For completeness, the statement declared “We would also note that participation of State Parties to the Convention in the work of the ISA is also incapable of constituting opinio juris needed for the formation of a customary international law rule, as such participation is done pursuant to treaty obligations and rights. If Part XI of the Convention genuinely constituted customary rules of law binding on all States, then all States, even non-Parties to the Convention, would have customary international law rights to participate in the work of the ISA as members. Such rights have never been recognized”.
The US Participation in the meetings of the ISA
The statement explained that as a non-party to the Law of the Sea Convention, the US has participated in ISA meetings in an observer status as an affected coastal State, to protect U.S. interests, “including those with respect to our continental shelf and exclusive economic zone adjacent to the Clarion-Clipperton Zone and other parts of the Area of potential ISA interest, and to support the development of a responsible ISA regulatory framework”. The United States therefore expressly rejected the notion that such involvement implies recognition of CIL status for the ISA or for Part XI of the UNCLOS.

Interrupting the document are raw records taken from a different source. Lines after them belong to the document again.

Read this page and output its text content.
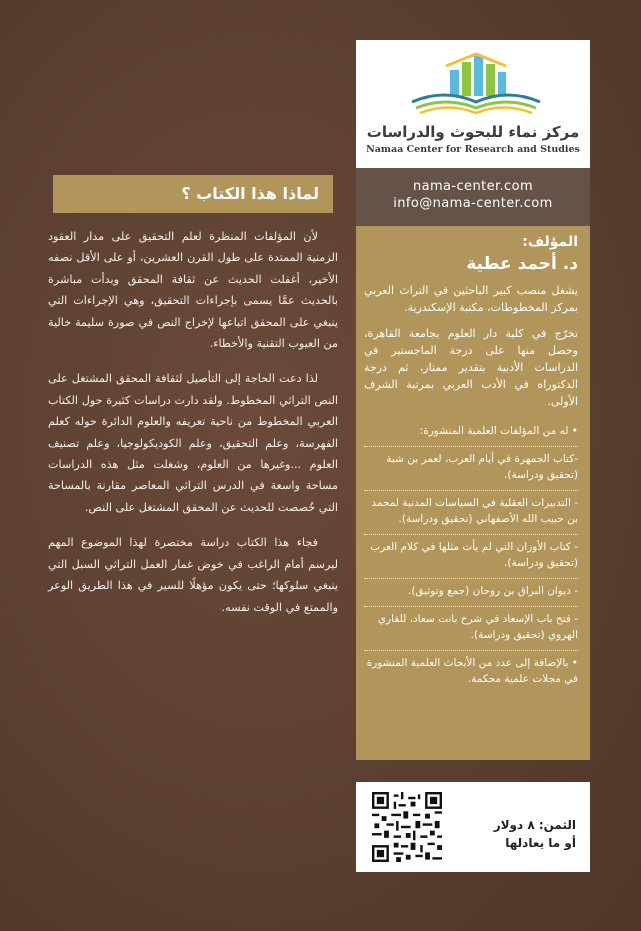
مركز نماء للبحوث والدراسات
Namaa Center for Research and Studies
nama-center.com
info@nama-center.com
المؤلف:
د. أحمد عطية

يشغل منصب كبير الباحثين في التراث العربي بمركز المخطوطات، مكتبة الإسكندرية.

تخرّج في كلية دار العلوم بجامعة القاهرة، وحصل منها على درجة الماجستير في الدراسات الأدبية بتقدير ممتاز، ثم درجة الدكتوراه في الأدب العربي بمرتبة الشرف الأولى.

• له من المؤلفات العلمية المنشورة:
-كتاب الجمهرة في أيام العرب، لعمر بن شبة (تحقيق ودراسة).
- التدبيرات العقلية في السياسات المدنية لمحمد بن حبيب الله الأصفهاني (تحقيق ودراسة).
- كتاب الأوزان التي لم يأت مثلها في كلام العرب (تحقيق ودراسة).
- ديوان البراق بن روحان (جمع وتوثيق).
- فتح باب الإسعاد في شرح بانت سعاد، للقاري الهروي (تحقيق ودراسة).
• بالإضافة إلى عدد من الأبحاث العلمية المنشورة في مجلات علمية محكمة.
الثمن: ٨ دولار
أو ما يعادلها
لماذا هذا الكتاب ؟

لأن المؤلفات المنظرة لعلم التحقيق على مدار العقود الزمنية الممتدة على طول القرن العشرين، أو على الأقل نصفه الأخير، أغفلت الحديث عن ثقافة المحقق وبدأت مباشرة بالحديث عمَّا يسمى بإجراءات التحقيق، وهي الإجراءات التي ينبغي على المحقق اتباعها لإخراج النص في صورة سليمة خالية من العيوب التقنية والأخطاء.

لذا دعت الحاجة إلى التأصيل لثقافة المحقق المشتغل على النص التراثي المخطوط. ولقد دارت دراسات كثيرة حول الكتاب العربي المخطوط من ناحية تعريفه والعلوم الدائرة حوله كعلم الفهرسة، وعلم التحقيق، وعلم الكوديكولوجيا، وعلم تصنيف العلوم ...وغيرها من العلوم، وشغلت مثل هذه الدراسات مساحة واسعة في الدرس التراثي المعاصر مقارنة بالمساحة التي خُصصت للحديث عن المحقق المشتغل على النص.

فجاء هذا الكتاب دراسة مختصرة لهذا الموضوع المهم ليرسم أمام الراغب في خوض غمار العمل التراثي السبل التي ينبغي سلوكها؛ حتى يكون مؤهلًا للسير في هذا الطريق الوعر والممتع في الوقت نفسه.
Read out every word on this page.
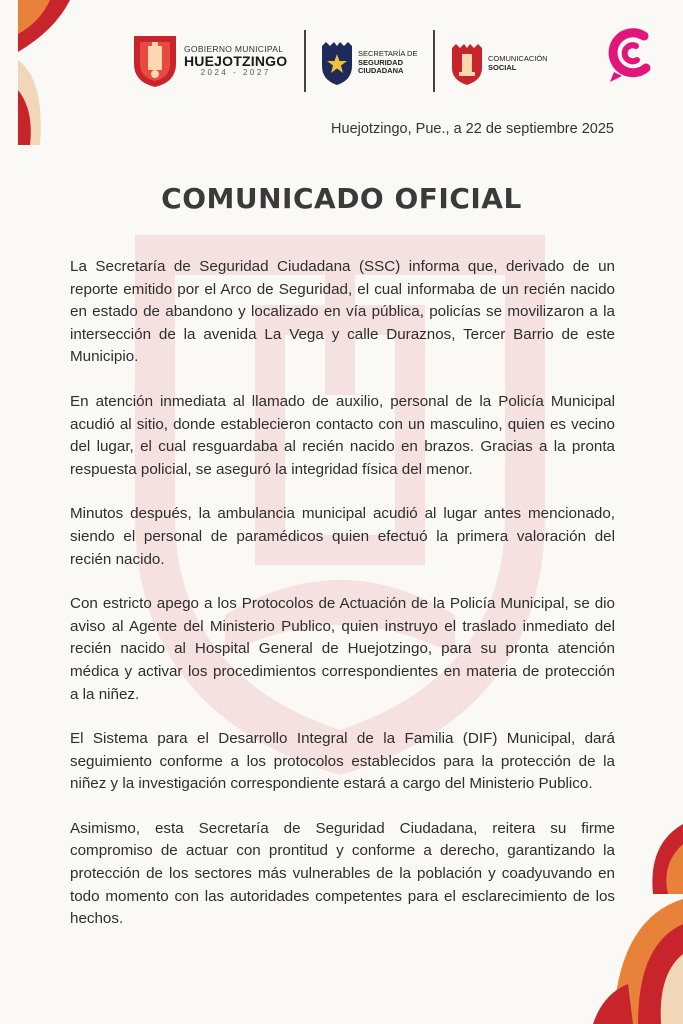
GOBIERNO MUNICIPAL
HUEJOTZINGO
2024 - 2027
SECRETARÍA DE
SEGURIDAD
CIUDADANA
COMUNICACIÓN
SOCIAL
Huejotzingo, Pue., a 22 de septiembre 2025
COMUNICADO OFICIAL

La Secretaría de Seguridad Ciudadana (SSC) informa que, derivado de un reporte emitido por el Arco de Seguridad, el cual informaba de un recién nacido en estado de abandono y localizado en vía pública, policías se movilizaron a la intersección de la avenida La Vega y calle Duraznos, Tercer Barrio de este Municipio.

En atención inmediata al llamado de auxilio, personal de la Policía Municipal acudió al sitio, donde establecieron contacto con un masculino, quien es vecino del lugar, el cual resguardaba al recién nacido en brazos. Gracias a la pronta respuesta policial, se aseguró la integridad física del menor.

Minutos después, la ambulancia municipal acudió al lugar antes mencionado, siendo el personal de paramédicos quien efectuó la primera valoración del recién nacido.

Con estricto apego a los Protocolos de Actuación de la Policía Municipal, se dio aviso al Agente del Ministerio Publico, quien instruyo el traslado inmediato del recién nacido al Hospital General de Huejotzingo, para su pronta atención médica y activar los procedimientos correspondientes en materia de protección a la niñez.

El Sistema para el Desarrollo Integral de la Familia (DIF) Municipal, dará seguimiento conforme a los protocolos establecidos para la protección de la niñez y la investigación correspondiente estará a cargo del Ministerio Publico.

Asimismo, esta Secretaría de Seguridad Ciudadana, reitera su firme compromiso de actuar con prontitud y conforme a derecho, garantizando la protección de los sectores más vulnerables de la población y coadyuvando en todo momento con las autoridades competentes para el esclarecimiento de los hechos.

The Domestic Law of the US
On the domestic front, the statement drew attention to the United States Deep Seabed and Hard Mineral Resources Act, 1980, which states that “exploration for and commercial recovery of hard mineral resources of the deep seabed are freedoms of the high seas subject to a duty of reasonable regard to the interests of other states in their exercise of those and other freedoms recognized by general principles of international law.” While stating that the United States has renewed exploration licenses under this domestic framework for decades, “the statement emphasized that the law dictates that the U.S. private sector’s deep-sea exploration and commercial recovery activities in areas beyond national jurisdiction must be undertaken with strong standards and environmental impact assessments, and those activities must not unreasonably interfere with the interests of other states in their exercise of high seas freedoms”.
The Way Forward
Reiterating its commitment to maintaining a unilateral parallel regime to the ISA, the statement concluded “The United States is focused on the responsible development of seabed mineral resources, while ensuring environmental and transparency standards are maintained. We will be deliberate and thoughtful in this approach and plan to develop this sector in a manner that contributes to a better understanding of the deep sea, including mapping and characterization, environmental information, and the economic potential of its mineral resources. We welcome further discussion on responsible seabed mineral development”.
As the exchange between the United States and the ISA persists, the coming months and years will reveal how this emerging strain on the multilateral framework for deep seabed governance is ultimately addressed.